An Arena for Foreign Powers
     The role of the US Government and its position on all that has been taking place is a mystery to most Lebanese. Many of them strongly feel that had it not been for the acquiescence of the American Government Mr. Assad would never have dared to do what he has done in Lebanon. The recent brief visit of the American Secretary of State to Beirut and its public remarks on the rule of law were very encouraging, though its implicit endorsement of the Hariri-led Syrian-controlled regime was disturbing. What is further disturbing is that the actions of American diplomacy portray continued unwarranted tolerance of the Syrian role in Lebanon and an inexplicable support for Syrian cronies such as Mr. Hariri, his cabinet and all what they stand for.
     As a result the Lebanese people have become helpless hostages to a tyranny controlled from outside their borders and dedicated to an endless struggle between three major regional powers, Syria, Iran and Israel. Each of these regional powers is much stronger militarily than Lebanon. Together, they have chosen to settle their scores on Lebanese land. From where I live in Beirut we have a good look of the town of Na'me about ten miles south of the city. In this town the Syrians have unlawfully sanctioned the establishment of a base for a Palestinian armed group, one of a score of such foreign armed groups they similarly sanction. Israeli planes unlawfully violate Lebanese air space on a regular basis to raid Na'me in plain view from our balcony. Both sides, the Israelis and the Syrians seem to be content with this "arrangement" and the political purposes of both governments are equally served. But I assure you the Lebanese residents of Na'me are not, and that the great majority of the Lebanese are not.
     One of the greatest ironies, if not farces, of modern diplomacy is what we have been told by reliable sources for the last few years, that the Israeli Government, before and after the assassination of Mr. Rabin and even under Mr.
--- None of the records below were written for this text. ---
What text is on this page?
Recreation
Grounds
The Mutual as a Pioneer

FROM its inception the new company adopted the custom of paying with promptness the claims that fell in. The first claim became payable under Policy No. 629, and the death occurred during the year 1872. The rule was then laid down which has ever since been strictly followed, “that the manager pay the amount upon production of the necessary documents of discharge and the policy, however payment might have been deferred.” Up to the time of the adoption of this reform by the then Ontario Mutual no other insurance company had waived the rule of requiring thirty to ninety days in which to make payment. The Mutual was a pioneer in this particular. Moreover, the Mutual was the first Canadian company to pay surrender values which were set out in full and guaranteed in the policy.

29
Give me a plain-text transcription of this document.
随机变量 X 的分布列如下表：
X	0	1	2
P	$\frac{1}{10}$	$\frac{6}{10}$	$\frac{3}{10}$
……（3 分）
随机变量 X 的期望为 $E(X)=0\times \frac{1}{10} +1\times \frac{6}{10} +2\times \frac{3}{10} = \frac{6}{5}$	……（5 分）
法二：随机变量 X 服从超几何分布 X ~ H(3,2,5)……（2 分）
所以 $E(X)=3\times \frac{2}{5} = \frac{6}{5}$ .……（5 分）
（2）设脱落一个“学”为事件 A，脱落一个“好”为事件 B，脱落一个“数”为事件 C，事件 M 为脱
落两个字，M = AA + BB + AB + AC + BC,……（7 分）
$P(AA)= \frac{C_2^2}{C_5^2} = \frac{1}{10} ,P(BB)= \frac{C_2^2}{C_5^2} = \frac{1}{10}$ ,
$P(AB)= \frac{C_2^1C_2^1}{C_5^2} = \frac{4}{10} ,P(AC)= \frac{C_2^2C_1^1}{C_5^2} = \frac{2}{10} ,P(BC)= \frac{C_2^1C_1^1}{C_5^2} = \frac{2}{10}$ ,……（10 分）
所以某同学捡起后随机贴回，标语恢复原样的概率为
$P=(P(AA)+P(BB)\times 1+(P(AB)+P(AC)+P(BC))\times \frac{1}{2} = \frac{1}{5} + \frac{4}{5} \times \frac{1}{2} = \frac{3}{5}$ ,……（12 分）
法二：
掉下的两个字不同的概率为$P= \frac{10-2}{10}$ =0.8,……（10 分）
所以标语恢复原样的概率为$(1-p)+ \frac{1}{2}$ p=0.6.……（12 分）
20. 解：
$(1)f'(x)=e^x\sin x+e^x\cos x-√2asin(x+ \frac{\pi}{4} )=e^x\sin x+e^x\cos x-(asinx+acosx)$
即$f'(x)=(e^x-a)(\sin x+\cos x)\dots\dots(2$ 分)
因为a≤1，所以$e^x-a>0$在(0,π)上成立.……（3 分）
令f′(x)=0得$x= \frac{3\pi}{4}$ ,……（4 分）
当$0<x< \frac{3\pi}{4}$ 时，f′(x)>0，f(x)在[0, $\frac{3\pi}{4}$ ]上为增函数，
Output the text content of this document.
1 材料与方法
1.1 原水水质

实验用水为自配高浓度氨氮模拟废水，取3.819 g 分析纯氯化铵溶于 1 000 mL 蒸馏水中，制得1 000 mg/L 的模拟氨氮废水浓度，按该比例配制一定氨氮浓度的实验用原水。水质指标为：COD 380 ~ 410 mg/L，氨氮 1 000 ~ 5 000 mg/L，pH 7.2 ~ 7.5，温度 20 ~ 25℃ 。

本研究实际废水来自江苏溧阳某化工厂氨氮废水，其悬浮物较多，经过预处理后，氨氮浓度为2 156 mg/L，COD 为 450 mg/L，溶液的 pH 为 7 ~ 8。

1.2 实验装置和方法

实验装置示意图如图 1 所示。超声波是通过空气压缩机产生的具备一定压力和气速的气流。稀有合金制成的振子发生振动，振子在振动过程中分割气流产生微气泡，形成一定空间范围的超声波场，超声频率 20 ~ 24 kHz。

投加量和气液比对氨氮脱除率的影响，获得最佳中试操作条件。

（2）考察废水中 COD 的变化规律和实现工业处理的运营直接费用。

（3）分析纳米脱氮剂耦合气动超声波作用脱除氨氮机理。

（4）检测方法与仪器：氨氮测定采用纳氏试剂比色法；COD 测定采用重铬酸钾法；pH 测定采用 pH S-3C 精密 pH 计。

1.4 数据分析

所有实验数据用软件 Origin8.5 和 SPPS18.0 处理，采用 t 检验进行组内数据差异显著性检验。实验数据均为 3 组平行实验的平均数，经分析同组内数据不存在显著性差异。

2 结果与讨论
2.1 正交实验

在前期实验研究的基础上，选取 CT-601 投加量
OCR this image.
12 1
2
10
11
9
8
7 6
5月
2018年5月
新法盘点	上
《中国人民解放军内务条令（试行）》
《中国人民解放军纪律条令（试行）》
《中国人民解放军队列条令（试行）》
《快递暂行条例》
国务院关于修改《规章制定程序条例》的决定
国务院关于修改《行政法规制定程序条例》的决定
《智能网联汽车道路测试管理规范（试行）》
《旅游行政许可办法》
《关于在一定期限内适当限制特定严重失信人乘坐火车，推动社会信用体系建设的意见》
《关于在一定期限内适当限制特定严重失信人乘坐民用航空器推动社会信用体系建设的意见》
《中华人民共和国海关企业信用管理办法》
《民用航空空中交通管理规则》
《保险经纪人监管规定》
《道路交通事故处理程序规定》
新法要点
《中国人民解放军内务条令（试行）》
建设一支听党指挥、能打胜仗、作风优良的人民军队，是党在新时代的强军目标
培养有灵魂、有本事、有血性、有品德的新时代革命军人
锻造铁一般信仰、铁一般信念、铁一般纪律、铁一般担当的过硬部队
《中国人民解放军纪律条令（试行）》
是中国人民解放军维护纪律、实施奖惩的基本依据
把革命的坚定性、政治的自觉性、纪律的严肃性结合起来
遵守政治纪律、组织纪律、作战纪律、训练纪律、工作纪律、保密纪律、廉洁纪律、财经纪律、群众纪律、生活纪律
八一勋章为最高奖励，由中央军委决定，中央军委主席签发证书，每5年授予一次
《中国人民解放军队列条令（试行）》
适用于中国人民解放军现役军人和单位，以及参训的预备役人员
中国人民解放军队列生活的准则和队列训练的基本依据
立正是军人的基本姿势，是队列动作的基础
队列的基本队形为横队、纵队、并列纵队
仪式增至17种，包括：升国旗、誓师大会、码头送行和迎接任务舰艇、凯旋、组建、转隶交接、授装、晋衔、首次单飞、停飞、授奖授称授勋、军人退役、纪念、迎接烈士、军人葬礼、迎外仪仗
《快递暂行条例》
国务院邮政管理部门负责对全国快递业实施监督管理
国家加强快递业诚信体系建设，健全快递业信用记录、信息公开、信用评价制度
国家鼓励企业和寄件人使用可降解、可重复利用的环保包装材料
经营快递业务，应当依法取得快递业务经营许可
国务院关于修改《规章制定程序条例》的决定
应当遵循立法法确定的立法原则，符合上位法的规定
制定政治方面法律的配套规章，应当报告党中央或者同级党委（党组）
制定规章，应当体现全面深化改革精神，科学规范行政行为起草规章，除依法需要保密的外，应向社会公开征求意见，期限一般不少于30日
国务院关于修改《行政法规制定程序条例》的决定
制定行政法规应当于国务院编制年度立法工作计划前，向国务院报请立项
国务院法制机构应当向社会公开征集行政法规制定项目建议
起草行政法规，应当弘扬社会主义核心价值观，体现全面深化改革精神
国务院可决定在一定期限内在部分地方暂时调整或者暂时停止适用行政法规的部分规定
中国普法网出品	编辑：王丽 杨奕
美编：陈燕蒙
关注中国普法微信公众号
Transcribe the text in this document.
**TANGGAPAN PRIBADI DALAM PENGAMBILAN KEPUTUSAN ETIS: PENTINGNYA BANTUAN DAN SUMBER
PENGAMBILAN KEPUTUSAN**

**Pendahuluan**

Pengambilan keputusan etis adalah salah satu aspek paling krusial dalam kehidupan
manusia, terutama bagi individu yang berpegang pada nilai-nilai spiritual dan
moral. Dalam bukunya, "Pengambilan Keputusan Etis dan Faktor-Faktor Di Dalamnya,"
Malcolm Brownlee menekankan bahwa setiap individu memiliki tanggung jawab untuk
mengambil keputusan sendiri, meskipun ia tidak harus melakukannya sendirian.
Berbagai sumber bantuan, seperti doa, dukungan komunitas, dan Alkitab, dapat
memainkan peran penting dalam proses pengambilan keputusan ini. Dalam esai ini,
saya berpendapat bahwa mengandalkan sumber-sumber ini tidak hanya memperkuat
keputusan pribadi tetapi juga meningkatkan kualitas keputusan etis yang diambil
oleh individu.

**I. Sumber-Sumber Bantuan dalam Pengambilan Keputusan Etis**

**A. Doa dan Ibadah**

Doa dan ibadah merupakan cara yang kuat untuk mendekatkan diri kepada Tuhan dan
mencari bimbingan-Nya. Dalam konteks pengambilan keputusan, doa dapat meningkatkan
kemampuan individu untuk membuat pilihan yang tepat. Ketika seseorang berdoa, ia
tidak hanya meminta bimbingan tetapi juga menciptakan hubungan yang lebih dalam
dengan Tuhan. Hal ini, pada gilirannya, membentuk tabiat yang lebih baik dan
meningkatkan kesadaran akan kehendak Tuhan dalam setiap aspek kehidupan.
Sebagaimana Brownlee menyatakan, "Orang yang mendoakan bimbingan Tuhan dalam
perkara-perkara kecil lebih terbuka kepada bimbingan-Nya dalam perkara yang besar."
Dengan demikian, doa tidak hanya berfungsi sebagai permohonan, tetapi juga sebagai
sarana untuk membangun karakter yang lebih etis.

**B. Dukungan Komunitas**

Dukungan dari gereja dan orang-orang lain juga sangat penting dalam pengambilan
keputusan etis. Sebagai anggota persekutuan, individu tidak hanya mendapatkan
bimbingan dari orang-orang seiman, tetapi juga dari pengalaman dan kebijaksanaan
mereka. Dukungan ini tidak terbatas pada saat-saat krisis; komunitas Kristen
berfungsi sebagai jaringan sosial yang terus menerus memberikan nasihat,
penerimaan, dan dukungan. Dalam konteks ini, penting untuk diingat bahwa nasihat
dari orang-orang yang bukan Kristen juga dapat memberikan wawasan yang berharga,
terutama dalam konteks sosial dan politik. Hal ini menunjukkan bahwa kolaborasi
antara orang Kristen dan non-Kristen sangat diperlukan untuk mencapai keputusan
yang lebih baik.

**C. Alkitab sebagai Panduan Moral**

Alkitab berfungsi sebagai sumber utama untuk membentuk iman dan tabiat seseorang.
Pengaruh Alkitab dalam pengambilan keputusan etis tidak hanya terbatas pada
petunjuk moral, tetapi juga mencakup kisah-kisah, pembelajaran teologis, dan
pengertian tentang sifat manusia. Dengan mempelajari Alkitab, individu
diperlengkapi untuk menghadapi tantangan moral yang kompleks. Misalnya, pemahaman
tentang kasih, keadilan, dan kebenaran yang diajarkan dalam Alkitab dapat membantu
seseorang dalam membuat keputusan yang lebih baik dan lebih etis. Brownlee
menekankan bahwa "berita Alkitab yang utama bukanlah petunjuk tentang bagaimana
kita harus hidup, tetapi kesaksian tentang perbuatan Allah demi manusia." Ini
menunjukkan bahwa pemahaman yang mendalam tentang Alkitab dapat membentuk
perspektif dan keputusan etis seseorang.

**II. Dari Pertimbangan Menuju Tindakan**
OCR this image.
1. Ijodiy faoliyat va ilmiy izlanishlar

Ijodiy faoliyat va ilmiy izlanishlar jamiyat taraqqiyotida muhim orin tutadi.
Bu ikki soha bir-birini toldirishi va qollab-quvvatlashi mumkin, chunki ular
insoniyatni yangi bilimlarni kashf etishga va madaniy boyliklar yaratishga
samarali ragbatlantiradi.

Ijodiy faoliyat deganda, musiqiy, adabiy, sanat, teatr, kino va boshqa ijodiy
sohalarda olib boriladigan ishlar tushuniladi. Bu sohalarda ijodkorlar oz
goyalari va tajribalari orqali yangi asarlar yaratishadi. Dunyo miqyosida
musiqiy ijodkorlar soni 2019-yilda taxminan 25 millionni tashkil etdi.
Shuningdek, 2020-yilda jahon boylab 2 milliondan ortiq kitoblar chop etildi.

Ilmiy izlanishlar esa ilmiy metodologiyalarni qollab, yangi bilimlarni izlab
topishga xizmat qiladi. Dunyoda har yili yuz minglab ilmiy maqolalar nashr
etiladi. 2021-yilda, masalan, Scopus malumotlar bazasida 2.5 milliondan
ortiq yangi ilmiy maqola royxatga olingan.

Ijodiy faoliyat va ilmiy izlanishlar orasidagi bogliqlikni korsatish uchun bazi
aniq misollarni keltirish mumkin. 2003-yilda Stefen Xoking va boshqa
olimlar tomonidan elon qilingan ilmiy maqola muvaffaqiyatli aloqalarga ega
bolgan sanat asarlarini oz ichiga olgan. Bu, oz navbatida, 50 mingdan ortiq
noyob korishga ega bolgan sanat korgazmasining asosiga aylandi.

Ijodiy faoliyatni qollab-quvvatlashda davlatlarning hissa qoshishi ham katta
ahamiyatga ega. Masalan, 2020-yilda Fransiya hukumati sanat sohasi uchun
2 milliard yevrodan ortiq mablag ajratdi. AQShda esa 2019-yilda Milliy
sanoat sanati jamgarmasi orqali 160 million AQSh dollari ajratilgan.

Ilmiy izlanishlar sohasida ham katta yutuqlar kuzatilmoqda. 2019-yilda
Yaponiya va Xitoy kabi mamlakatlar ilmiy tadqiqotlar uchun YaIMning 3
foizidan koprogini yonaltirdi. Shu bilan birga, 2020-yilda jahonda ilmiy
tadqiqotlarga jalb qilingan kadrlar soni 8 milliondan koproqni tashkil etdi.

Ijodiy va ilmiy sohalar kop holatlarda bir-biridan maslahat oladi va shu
Netanyahu, repeatedly expressed serious interest in withdrawing from Lebanon. We are also told by the same sources that the Syrian Government has not been agreeable to such withdrawal, however unconditional, for fear of separating the "twin" negotiating tracks with Israel -- the Syrian-Lebanese! Most Lebanese believe the Syrian position to be motivated not only by the wish to maintain Lebanon as a bargaining chip, a hostage, in the endless negotiations-cum-confrontation with Israel, but also by its evident preference for maintaining the status quo. Lebanon is such a valuable prize, and an Israeli withdrawal may ring the bells for a Syrian withdrawal long overdue under the Taif terms. So far the Syrian position on the Taif mandated withdrawal is simple: it is willing to withdraw if and when it is so requested by the Lebanese Government. One of the ministers perhaps expressed the views of his loyalist colleagues in the Cabinet by publicly threatening to throw himself before the first Syrian tank that begins such withdrawal!
     This sad state of affairs calls for a stand by the Lebanese people. The Lebanese should demonstrate in every way, and primarily through utilizing what remains of the legal process, their will to resist the tyranny and to defend their human rights against all forms of abuse. But there is also a role to be played by the international community to make sure that the erosion in human rights in Lebanon is halted and ultimately reversed. Unquestionably, the resolve of the international community on this issue is vital to the success of the local defense.